Saturday, February 25, 2012

Lent #1: I'm Not Ready

"Every time I read that story again,
I want to run and take the nails out..."
(Mark Nicks, "I'm Not Ready")

I've been a bit slow on the uptake with Lent this year. Perhaps it's just that Easter is very early this year and so I haven't been prepared for Lent to begin in February. Perhaps it's that my church does not pay any attention to these things (we still observe Easter, but Lent and Advent aren't usually big focuses; Pentecost, unsurprisingly, comes and goes unnoticed). But I suspect my mind has also just been in other places. And it's for this very reason that I like to observe Lent: not because the observation of it in any way contributes to my salvation, but because I can't expect that, on Good Friday, I'll be in the right headspace to remember what Jesus has done for me. That'll never happen. We're rarely ready even when we prepare our hearts; it's just too monumental a thing for the human mind to grapple with. Lent, at the very least, gives us 40 days to get the process going.

I see Lent more as a time of reflection than of fasting. Anything I give up, I do so to give myself more space in my thinking. One year I decided to only listen to worship music and hymns for the whole forty days; I didn't want anything other than God's truth to fill my head. It was a wonderfully edifying time. Still, when Easter Sunday came, I felt cold and spiritually dry. Thank God that our emotional state doesn't count for anything in our salvation. But the fact is that the forty days I'd spent focusing on God had still borne fruit; it just hadn't given me emotional elation on Easter Sunday. But is that really the point?

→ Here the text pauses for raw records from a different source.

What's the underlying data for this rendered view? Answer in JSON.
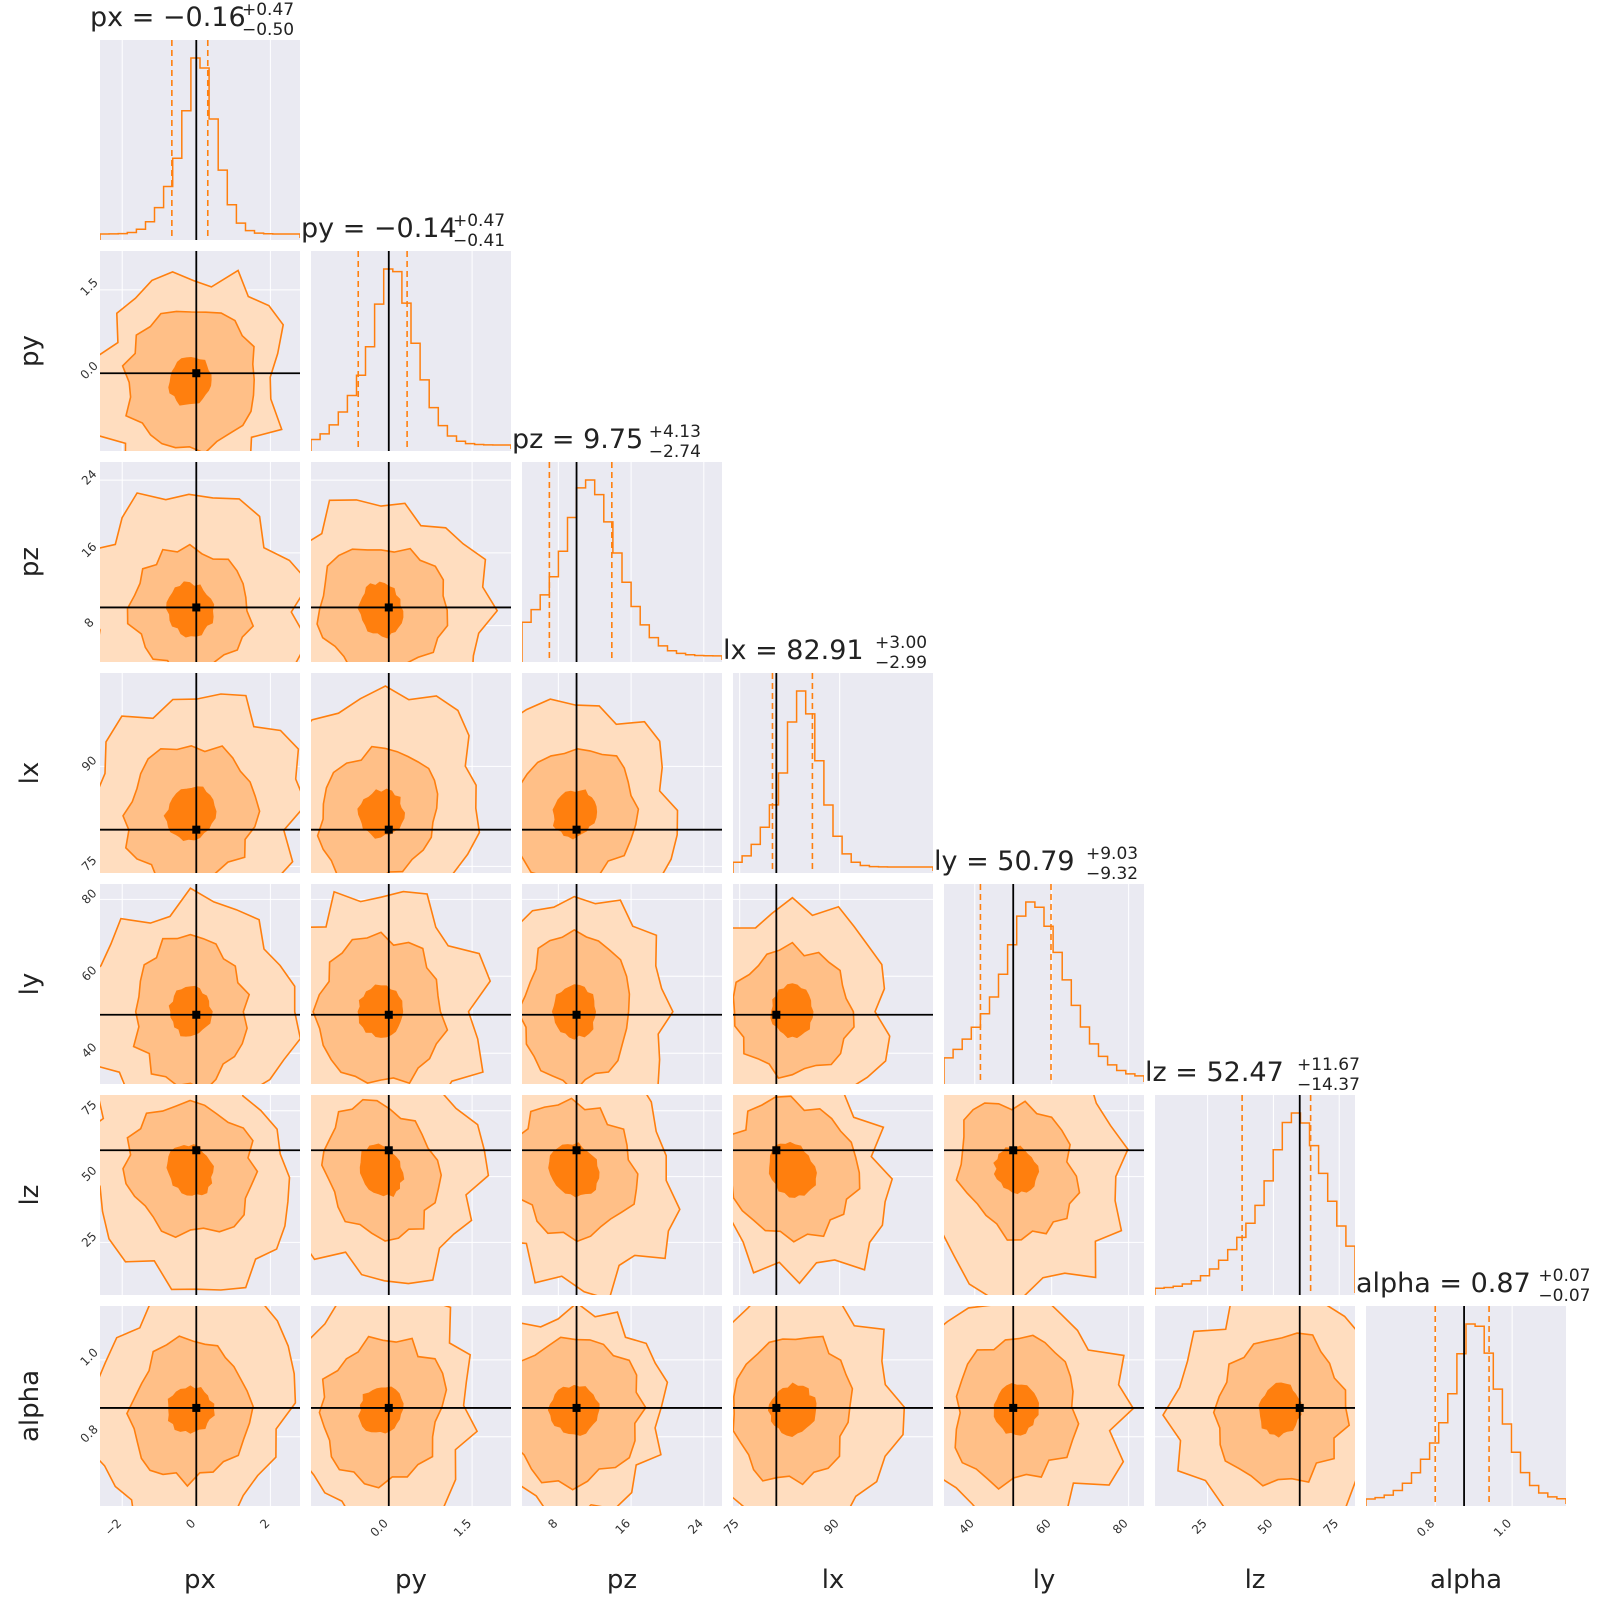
{
  "colors": {
    "accent": "#ff7f0e",
    "panel_background": "#eaeaf2",
    "truth": "#000000",
    "contour_fills": [
      "#ffddbf",
      "#ffbf87",
      "#ff7f0e"
    ]
  },
  "chart_data": {
    "type": "corner",
    "grid": true,
    "params": [
      {
        "name": "px",
        "label": "px",
        "range": [
          -2.6,
          2.8
        ],
        "ticks": [
          -2,
          0,
          2
        ],
        "tick_labels": [
          "−2",
          "0",
          "2"
        ],
        "truth": 0.0,
        "title": {
          "prefix": "px = −0.16",
          "upper": "+0.47",
          "lower": "−0.50"
        },
        "median": -0.16,
        "err_plus": 0.47,
        "err_minus": 0.5
      },
      {
        "name": "py",
        "label": "py",
        "range": [
          -1.4,
          2.2
        ],
        "ticks": [
          0.0,
          1.5
        ],
        "tick_labels": [
          "0.0",
          "1.5"
        ],
        "truth": 0.0,
        "title": {
          "prefix": "py = −0.14",
          "upper": "+0.47",
          "lower": "−0.41"
        },
        "median": -0.14,
        "err_plus": 0.47,
        "err_minus": 0.41
      },
      {
        "name": "pz",
        "label": "pz",
        "range": [
          4,
          26
        ],
        "ticks": [
          8,
          16,
          24
        ],
        "tick_labels": [
          "8",
          "16",
          "24"
        ],
        "truth": 10.0,
        "title": {
          "prefix": "pz = 9.75",
          "upper": "+4.13",
          "lower": "−2.74"
        },
        "median": 9.75,
        "err_plus": 4.13,
        "err_minus": 2.74
      },
      {
        "name": "lx",
        "label": "lx",
        "range": [
          74,
          104
        ],
        "ticks": [
          75,
          90
        ],
        "tick_labels": [
          "75",
          "90"
        ],
        "truth": 80.5,
        "title": {
          "prefix": "lx = 82.91",
          "upper": "+3.00",
          "lower": "−2.99"
        },
        "median": 82.91,
        "err_plus": 3.0,
        "err_minus": 2.99
      },
      {
        "name": "ly",
        "label": "ly",
        "range": [
          32,
          84
        ],
        "ticks": [
          40,
          60,
          80
        ],
        "tick_labels": [
          "40",
          "60",
          "80"
        ],
        "truth": 50.0,
        "title": {
          "prefix": "ly = 50.79",
          "upper": "+9.03",
          "lower": "−9.32"
        },
        "median": 50.79,
        "err_plus": 9.03,
        "err_minus": 9.32
      },
      {
        "name": "lz",
        "label": "lz",
        "range": [
          5,
          81
        ],
        "ticks": [
          25,
          50,
          75
        ],
        "tick_labels": [
          "25",
          "50",
          "75"
        ],
        "truth": 60.0,
        "title": {
          "prefix": "lz = 52.47",
          "upper": "+11.67",
          "lower": "−14.37"
        },
        "median": 52.47,
        "err_plus": 11.67,
        "err_minus": 14.37
      },
      {
        "name": "alpha",
        "label": "alpha",
        "range": [
          0.62,
          1.14
        ],
        "ticks": [
          0.8,
          1.0
        ],
        "tick_labels": [
          "0.8",
          "1.0"
        ],
        "truth": 0.875,
        "title": {
          "prefix": "alpha = 0.87",
          "upper": "+0.07",
          "lower": "−0.07"
        },
        "median": 0.87,
        "err_plus": 0.07,
        "err_minus": 0.07
      }
    ]
  }
}
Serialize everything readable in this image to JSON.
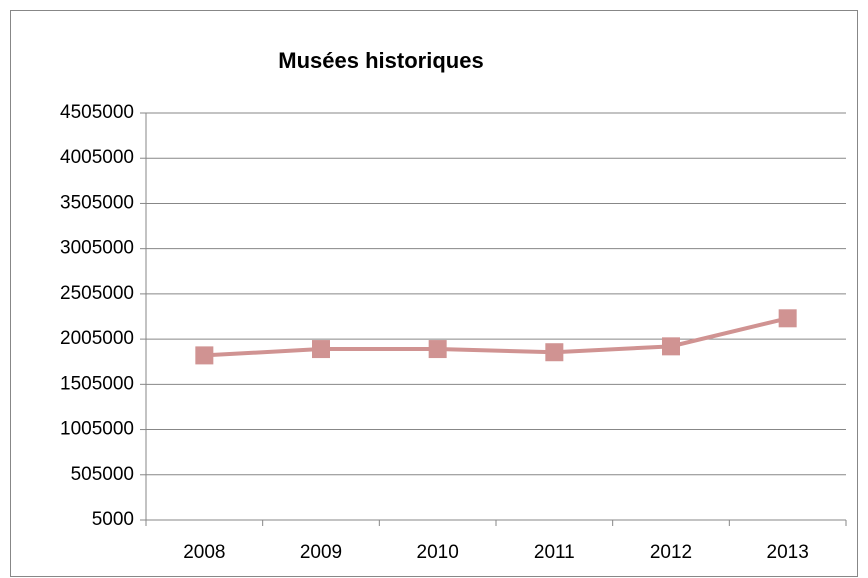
{
  "chart_data": {
    "type": "line",
    "title": "Musées historiques",
    "categories": [
      "2008",
      "2009",
      "2010",
      "2011",
      "2012",
      "2013"
    ],
    "series": [
      {
        "name": "Musées historiques",
        "color": "#d09392",
        "values": [
          1825000,
          1895000,
          1895000,
          1860000,
          1925000,
          2235000
        ]
      }
    ],
    "ylim": [
      5000,
      4505000
    ],
    "yticks": [
      5000,
      505000,
      1005000,
      1505000,
      2005000,
      2505000,
      3005000,
      3505000,
      4005000,
      4505000
    ],
    "grid": true
  }
}
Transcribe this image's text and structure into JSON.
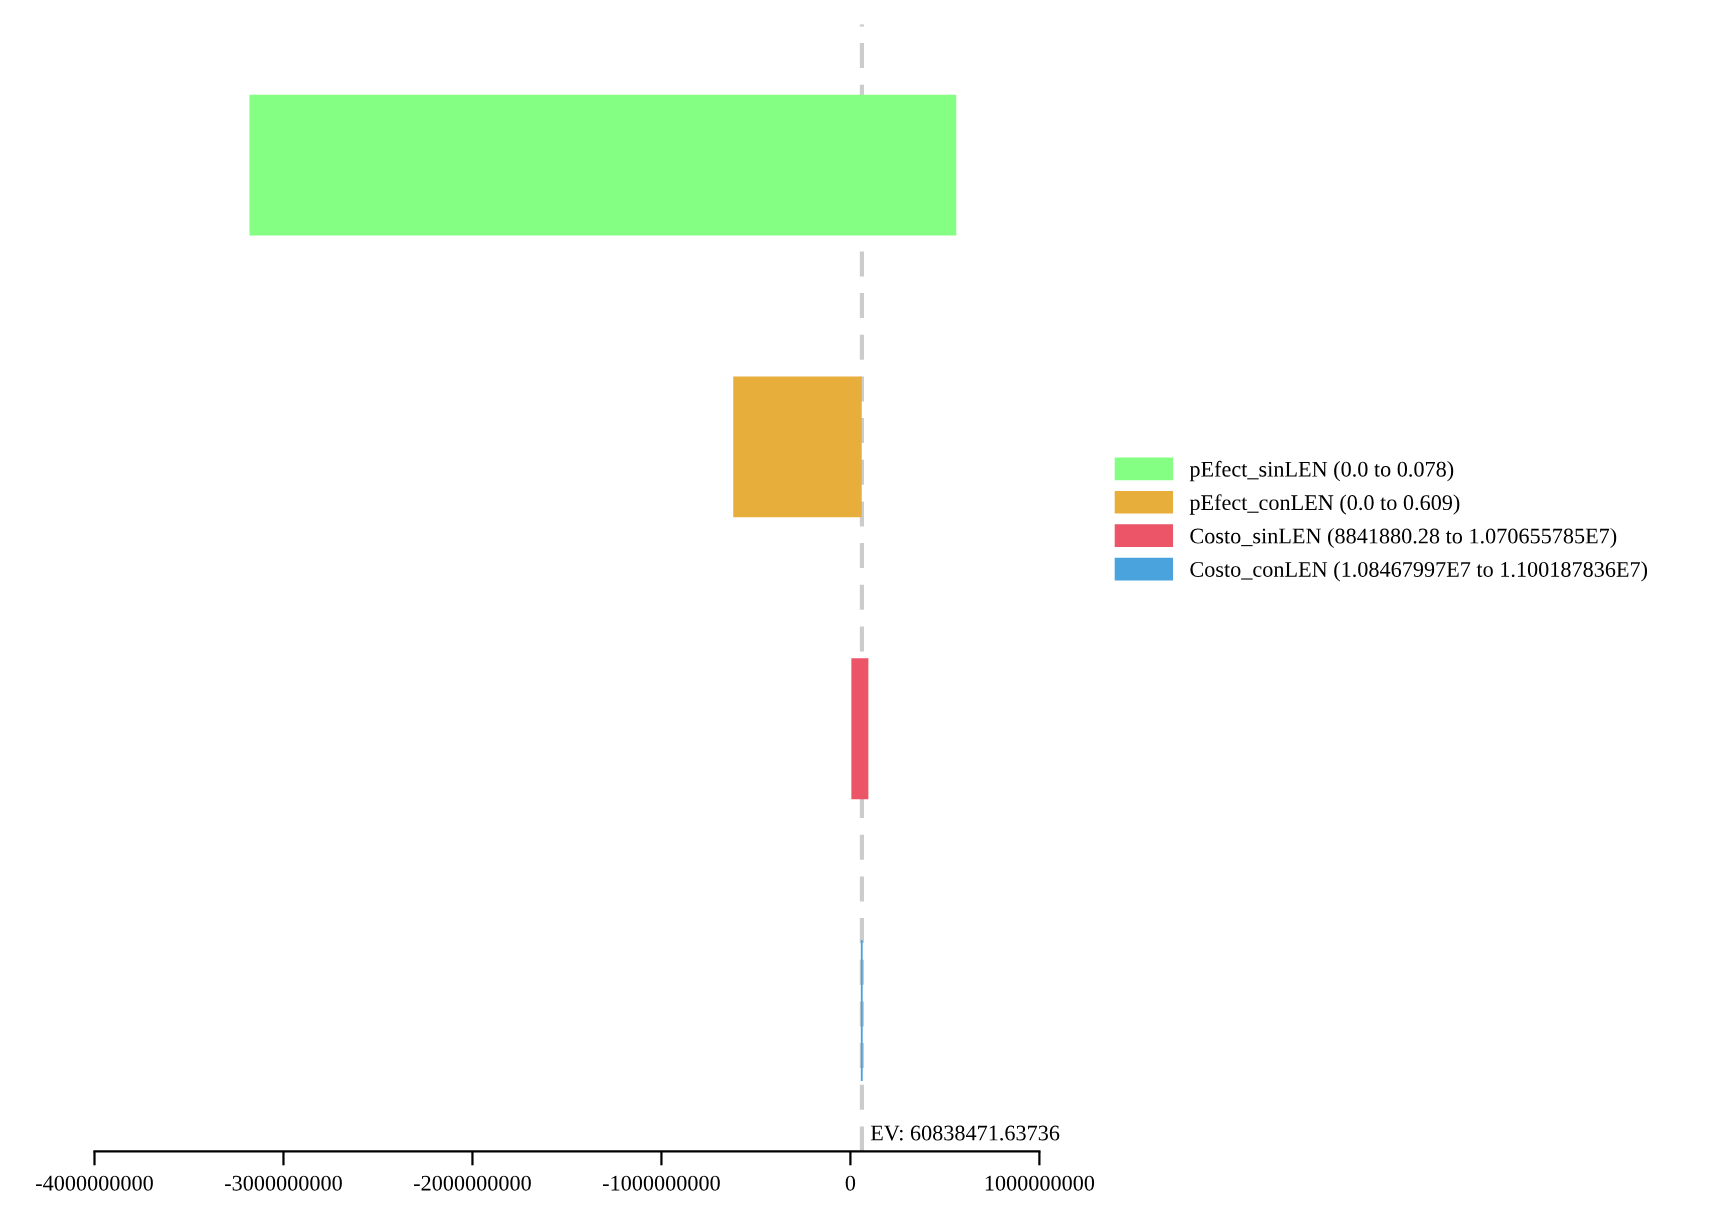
{
  "chart_data": {
    "type": "bar",
    "orientation": "horizontal",
    "categories": [
      null,
      null,
      null,
      null
    ],
    "series": [
      {
        "name": "pEfect_sinLEN (0.0 to 0.078)",
        "color": "#84ff84",
        "values": [
          3740000000,
          null,
          null,
          null
        ],
        "base": [
          -3180000000,
          null,
          null,
          null
        ]
      },
      {
        "name": "pEfect_conLEN (0.0 to 0.609)",
        "color": "#e8ae3c",
        "values": [
          null,
          680000000,
          null,
          null
        ],
        "base": [
          null,
          -620000000,
          null,
          null
        ]
      },
      {
        "name": "Costo_sinLEN (8841880.28 to 1.070655785E7)",
        "color": "#ec5468",
        "values": [
          null,
          null,
          90000000,
          null
        ],
        "base": [
          null,
          null,
          5000000,
          null
        ]
      },
      {
        "name": "Costo_conLEN (1.08467997E7 to 1.100187836E7)",
        "color": "#4aa3dc",
        "values": [
          null,
          null,
          null,
          10000000
        ],
        "base": [
          null,
          null,
          null,
          55000000
        ]
      }
    ],
    "xlim": [
      -4000000000,
      1000000000
    ],
    "xticks": [
      -4000000000,
      -3000000000,
      -2000000000,
      -1000000000,
      0,
      1000000000
    ],
    "ref_lines": [
      {
        "axis": "x",
        "value": 60838471.63736,
        "label": "EV: 60838471.63736",
        "color": "#cccccc",
        "line_style": "dashed"
      }
    ],
    "tick_labels": "x",
    "grid": false,
    "legend": "right"
  }
}
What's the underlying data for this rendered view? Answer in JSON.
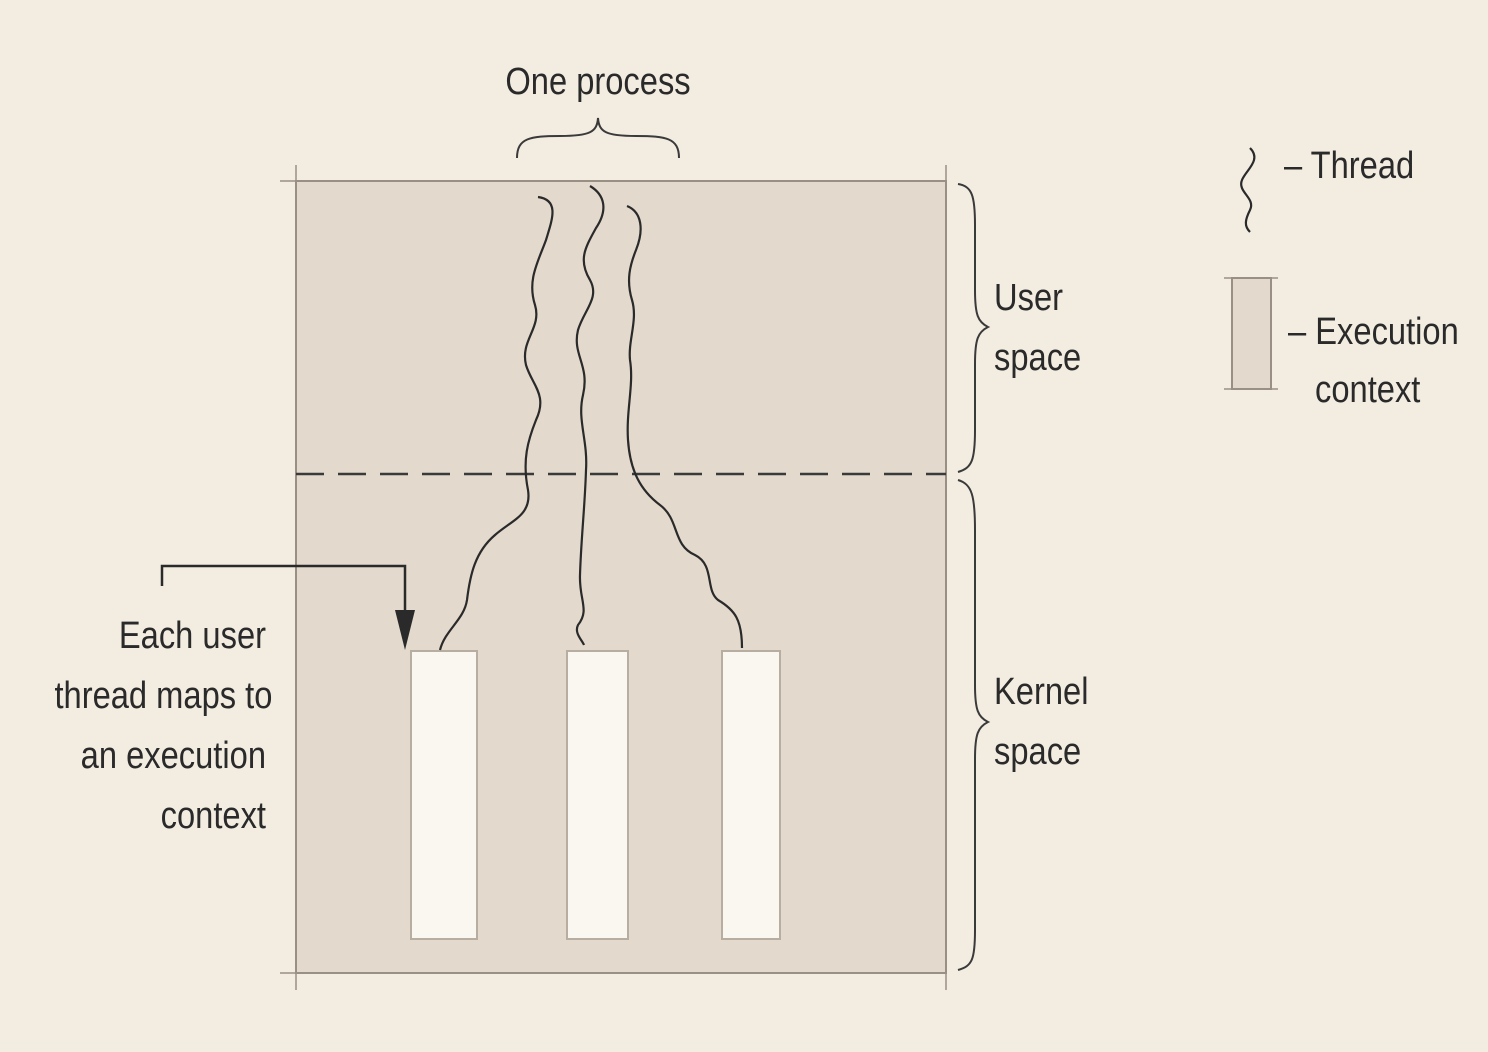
{
  "diagram": {
    "process_label": "One process",
    "user_space_label": [
      "User",
      "space"
    ],
    "kernel_space_label": [
      "Kernel",
      "space"
    ],
    "annotation": [
      "Each user",
      "thread maps to",
      "an execution",
      "context"
    ],
    "legend": {
      "thread_label": "– Thread",
      "execution_context_label": [
        "– Execution",
        "context"
      ]
    },
    "colors": {
      "background": "#f3ece1",
      "process_box": "#e3d9cd",
      "execution_context_fill": "#faf6f0",
      "line": "#3a3a3a"
    }
  }
}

Now, I'd had grand plans for what to do this Lent. I'd enjoyed writing my Advent reflections so much that I was determined to do the same thing for Lent. In fact, I decided that I would write a reflection each day - forty reflections in total. That's obviously not going to happen. Ash Wednesday has been and gone; now it's Saturday. I'd have to write four reflections today just to catch up. I'm not sure if my "40 Poems for Lent" project will be any more successful, but at least I've got a head start on that one: I've already written four poems that could go towards it. Again, it's not the point. My unreadiness, my spiritual flabbiness, my lack of discipline: all these things are reasons why Lent should be a wonderful time of hope and promise for me. The disciples fell asleep in the garden while Jesus sweated blood, their very name "disciples" being an irony that night; and yet still His blood was shed to cleanse them. I am the same. I'm not ready for Lent this year, but that doesn't matter. Lent - the time of remembering Jesus' great love and mercy - is most certainly ready for me.